Figure 5:. CD27⁻ HLA-DR⁺ memory CD4+ T cells are expanded in the blood and joints of patients with active RA.

(A) Flow cytometric quantification of the frequency of CD27- HLA-DR+ memory CD4+ T cells in 18 RA patients prior to starting a new medication, plotted against change in cell frequency after 3 months of new therapy. Treatment significantly reduced CD27- HLA-DR+ cell frequency as determined by a Wilcoxon signed-rank test. (B) Flow cytometric quantification of the percentage of memory CD4+ T cells with a CD27- HLA-DR+ phenotype in cells from seropositive RA synovial fluid (n=8) and synovial tissue (n=9), compared to blood samples from RA patients and controls. Blood sample data are the same as shown in panel 3d. Significance was assessed using one-tailed t-test after determining normality with a Shapiro-Wilk test (p > 0.52) and applying a Bonferroni correction for multiple testing.

Figure 6:. Transcriptomic characterization of CD27- HLA-DR+ memory CD4+ T cells identified a Th1-skewed cytotoxic phenotype.

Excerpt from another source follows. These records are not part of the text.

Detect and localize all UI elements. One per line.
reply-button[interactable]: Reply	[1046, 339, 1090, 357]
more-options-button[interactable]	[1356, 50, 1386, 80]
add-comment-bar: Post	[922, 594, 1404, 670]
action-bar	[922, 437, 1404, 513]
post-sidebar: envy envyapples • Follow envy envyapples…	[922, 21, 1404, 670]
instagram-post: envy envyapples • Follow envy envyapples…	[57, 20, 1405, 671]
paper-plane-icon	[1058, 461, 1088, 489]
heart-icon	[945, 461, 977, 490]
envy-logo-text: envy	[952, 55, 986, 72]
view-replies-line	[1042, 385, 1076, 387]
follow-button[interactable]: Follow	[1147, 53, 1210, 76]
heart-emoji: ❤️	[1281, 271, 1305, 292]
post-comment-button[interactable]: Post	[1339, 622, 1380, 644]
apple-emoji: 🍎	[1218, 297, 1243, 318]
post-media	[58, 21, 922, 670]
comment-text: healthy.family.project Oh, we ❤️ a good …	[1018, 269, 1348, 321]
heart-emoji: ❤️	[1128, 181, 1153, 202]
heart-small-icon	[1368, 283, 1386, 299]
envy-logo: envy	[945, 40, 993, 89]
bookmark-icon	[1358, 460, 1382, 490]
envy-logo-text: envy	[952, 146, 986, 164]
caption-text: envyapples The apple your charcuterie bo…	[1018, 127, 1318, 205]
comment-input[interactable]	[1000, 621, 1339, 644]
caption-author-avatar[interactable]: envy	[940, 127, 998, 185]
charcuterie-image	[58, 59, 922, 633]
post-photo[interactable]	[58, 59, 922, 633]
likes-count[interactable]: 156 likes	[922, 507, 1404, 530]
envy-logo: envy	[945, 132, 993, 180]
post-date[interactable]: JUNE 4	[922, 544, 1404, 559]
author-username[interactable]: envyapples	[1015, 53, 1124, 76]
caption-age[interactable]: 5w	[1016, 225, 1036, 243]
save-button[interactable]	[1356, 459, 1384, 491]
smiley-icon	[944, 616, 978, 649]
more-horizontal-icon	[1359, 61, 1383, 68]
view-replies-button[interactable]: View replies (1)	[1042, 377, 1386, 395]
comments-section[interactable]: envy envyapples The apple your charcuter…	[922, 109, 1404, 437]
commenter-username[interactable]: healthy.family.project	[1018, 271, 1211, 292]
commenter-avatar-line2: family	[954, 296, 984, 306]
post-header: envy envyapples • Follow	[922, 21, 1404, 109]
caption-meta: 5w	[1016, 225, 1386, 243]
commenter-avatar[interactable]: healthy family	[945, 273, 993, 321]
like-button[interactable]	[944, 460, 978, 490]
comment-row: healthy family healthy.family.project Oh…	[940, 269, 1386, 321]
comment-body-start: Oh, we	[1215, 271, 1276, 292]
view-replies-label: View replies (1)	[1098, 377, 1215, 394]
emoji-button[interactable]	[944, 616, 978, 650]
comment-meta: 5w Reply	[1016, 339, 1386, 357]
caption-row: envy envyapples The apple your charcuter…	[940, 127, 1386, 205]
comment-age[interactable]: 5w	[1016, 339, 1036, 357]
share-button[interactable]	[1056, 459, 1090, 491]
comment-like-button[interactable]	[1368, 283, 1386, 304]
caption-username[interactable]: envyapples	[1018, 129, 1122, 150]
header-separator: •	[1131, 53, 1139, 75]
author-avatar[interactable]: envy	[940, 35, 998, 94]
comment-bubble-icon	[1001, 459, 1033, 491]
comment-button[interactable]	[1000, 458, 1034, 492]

RNA-seq characterization of CD627- HLA-DR+ (DR+27-) cells and 6 related CD4+ T cell populations: naive T cells (Tnaive), regulatory T cells (Treg), central memory t cells (TCM), and three populations of effector memory T cells, CD27+ HLA-DR- (DR-27+), CD27+ HLA-DR+ (DR+27+), and CD27- HLA-DR- (DR-27-). (A) PCA plot (top) and PC1 gene loadings (bottom) of 90 samples from the 7 CD4+ T cell populations. Cells were colored on the PCA plot according to known cell type. Normal confidence ellipses at 1 standard deviation were plotted for each cell type. The 300 most positive and 300 most negative PC1 gene loadings for each cell type were averaged and plotted in the heatmap. Genes relevant to the CD27- HLA-DR+ population were labeled. (B) Gene set enrichment analysis was performed on all genes, ranked on their PC1 loadings. Two significantly enriched gene sets: NK signature (GSE22886 NAIVE CD4 T CELL VS NK CELL DN) and effector memory t cell signature (GSE11057 NAIVE VS EFF MEMORY CD4 T CELL) are shown. (C) Distribution of log-scaled expression of six canonical Th1 genes: CCR5, CIITA, CXCR3, IFNG, TBX21 (Tbet), and TNF. Populations are ordered by PC1 loading values, with CD27- HLA-DR+ population highlighted in red. (D) Distribution of log-scaled gene expression of six canonical cytotoxic genes: GNLY, GZMA, GZMB, GMZK, NKG7, and PRF1. Populations are ordered by PC1 loading values, with the CD27- HLA-DR+ population highlighted in red. Reported p-values in (C) and (D) correspond to a linear model of gene expression against ordered cell type (as an ordinal variable), with p-values adjusted for multiple testing by the Benjamini Hochberg procedure. (E) Cytokine expression determined by intracellular cytokine staining of peripheral effector memory CD4+ T cells after in vitro stimulation with PMA/ionomycin. The percentage of cells positive for each stain is plotted for CD27+ HLA-DR- and CD27- HLA-DR+ subsets. Each dot represents a separate donor (n = 12; 6 RA patients and 6 controls, except for the quantification of Granyzme A and perforin where n = 6; 3 RA patients and 3 controls). Statistical significance was assessed using a Wilcoxon signed-rank test.